Women and girls who have not undergone FGM are often stigmatized. Because of these social realities, outlawing the practice without transforming social norms, beliefs and behaviors that perpetuate it, drove the practice underground, rather than stopping it.

To avoid being arrested, community members changed the times and sites of cutting; they became discreet about it by avoiding the public festivities done prior to and after the cuttings.

Some health care workers and police officers in these communities still believe FGM is a vital traditional practice that must happen. Some health workers think they can use their sterilized equipment to cut so as to minimize the health risks, while police officers will tend to look on helplessly even when they hear of suspected incidents.

Rather than them playing a preventive role, they will claim that there is no complainant or that they lack the resources to follow up on these suspected crimes.

Results from a 2018 formative research conducted by Center for Domestic Violence Prevention (CEDOVIP) in Kween and Moroto districts, indicated that quite often, community members portray FGM as a practice with mystical powers that brings abundant blessings to the family and the community while at the same time they believe that not doing it leads to family and community disasters such as stillbirths, barrenness and famine, thus the social pressure for the girls to undergo FGM, explaining why severe social sanctions for those who have not undergone the cutting are in place.

Such family and social pressure compels the girls and women to undergo the cutting so that they are socially and culturally right and accepted in their communities.

Because of this high tolerance of the FGM practice, it was also learnt that the age at which girls are being cut has changed from when they are teenagers to after they have been married off.

Currently, the cutters (mainly traditional birth attendants and older women) are also big beneficiaries of FGM activities because of the reputation they gain, the material gifts given to them and most importantly, the social ties they develop with the families of the ‘successful’ candidates.

Because of the revered status of the cutters, their actions are not questioned. They are responsible for the identification of the uncut girls and women and reminding their relatives to prepare the women and girls for cutting, as well as setting the schedules for the cutting as was the case with the most recent occurrences in Binyiny town council, Kween district.

FGM is caused by a combination of drivers operating at different levels of the social ecology.

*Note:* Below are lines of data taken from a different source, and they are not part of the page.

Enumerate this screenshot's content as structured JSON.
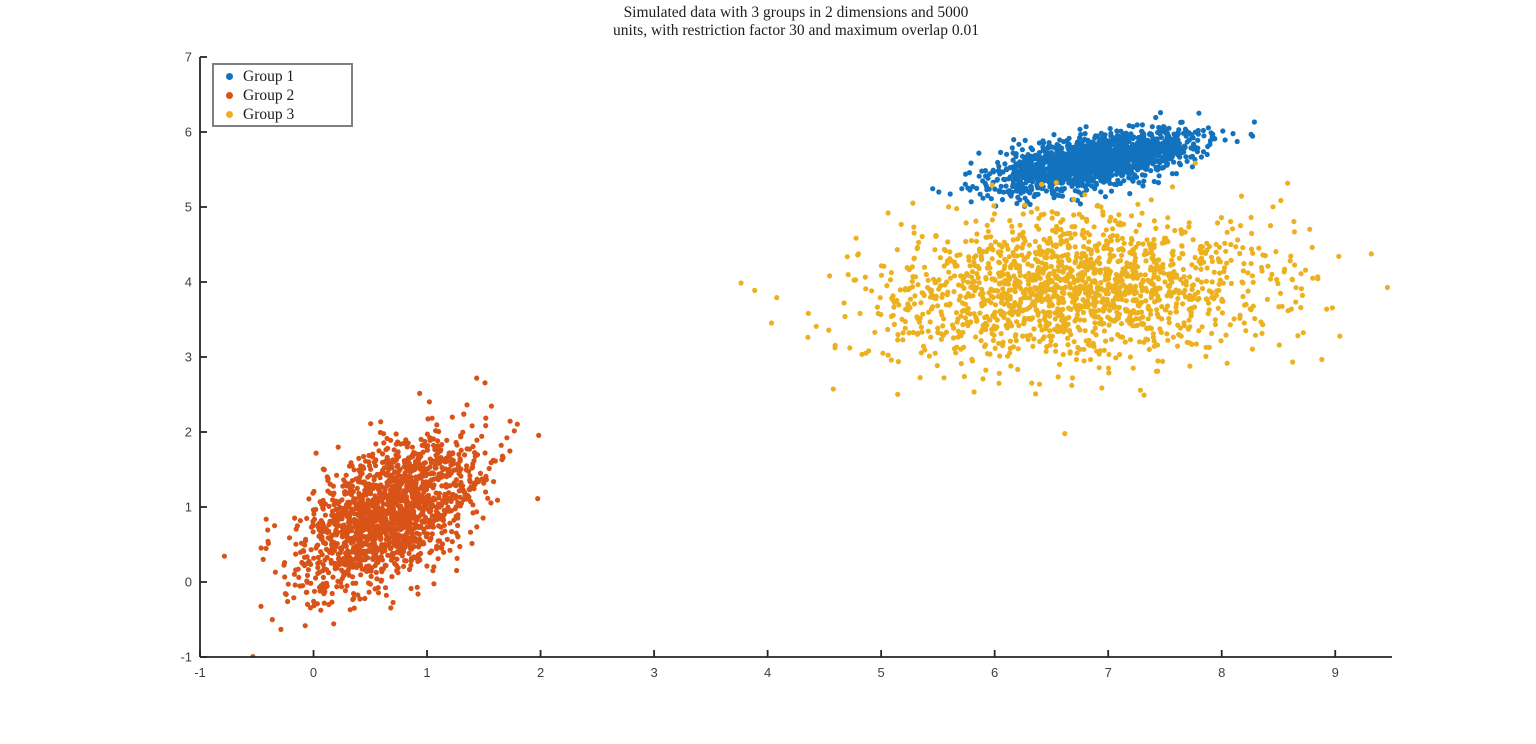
{
  "chart_data": {
    "type": "scatter",
    "title_lines": [
      "Simulated data with 3 groups in 2 dimensions and 5000",
      "units, with restriction factor 30 and maximum overlap 0.01"
    ],
    "xlabel": "",
    "ylabel": "",
    "xlim": [
      -1,
      9.5
    ],
    "ylim": [
      -1,
      7
    ],
    "xticks": [
      -1,
      0,
      1,
      2,
      3,
      4,
      5,
      6,
      7,
      8,
      9
    ],
    "yticks": [
      -1,
      0,
      1,
      2,
      3,
      4,
      5,
      6,
      7
    ],
    "grid": false,
    "legend_position": "top-left",
    "axis_color": "#262626",
    "tick_label_color": "#404040",
    "background_color": "#ffffff",
    "marker_radius": 2.6,
    "total_units": 5000,
    "groups": [
      {
        "name": "Group 1",
        "color": "#1272BD",
        "n": 1667,
        "mean": [
          6.9,
          5.62
        ],
        "std": [
          0.42,
          0.2
        ],
        "corr": 0.55,
        "seed": 101
      },
      {
        "name": "Group 2",
        "color": "#D95319",
        "n": 1667,
        "mean": [
          0.65,
          0.92
        ],
        "std": [
          0.4,
          0.5
        ],
        "corr": 0.55,
        "seed": 202
      },
      {
        "name": "Group 3",
        "color": "#EDB120",
        "n": 1666,
        "mean": [
          6.7,
          3.9
        ],
        "std": [
          0.85,
          0.48
        ],
        "corr": 0.12,
        "seed": 303
      }
    ]
  }
}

These risk factors include a person’s developmental history and attitudes or beliefs; their relationships and household dynamics; community factors such as social norms and levels of poverty; and macro-level factors such as gender regime and market forces that affect realities at all the other levels.

Therefore, preventing FGM calls for urgent transformation of the social norms and beliefs that perpetuate and sustain it as well as response actions to support the survivors as well as holding of the perpetrators of FGM accountable to their actions. This means that interventions must work with the entire community across the ecological model.

The interventions need to be intensive enough to address the myths and stereotypes, challenge the unequal power dynamics as well as transform the current negative norms to create positive changes that will enable community members create new value systems and social norms that equally value women/girls and men and boys and recognize the right for women to live free of violence.

CEDOVIP’s SASA! program is one of those key interventions that is working with the communities to be proactive at creating this change.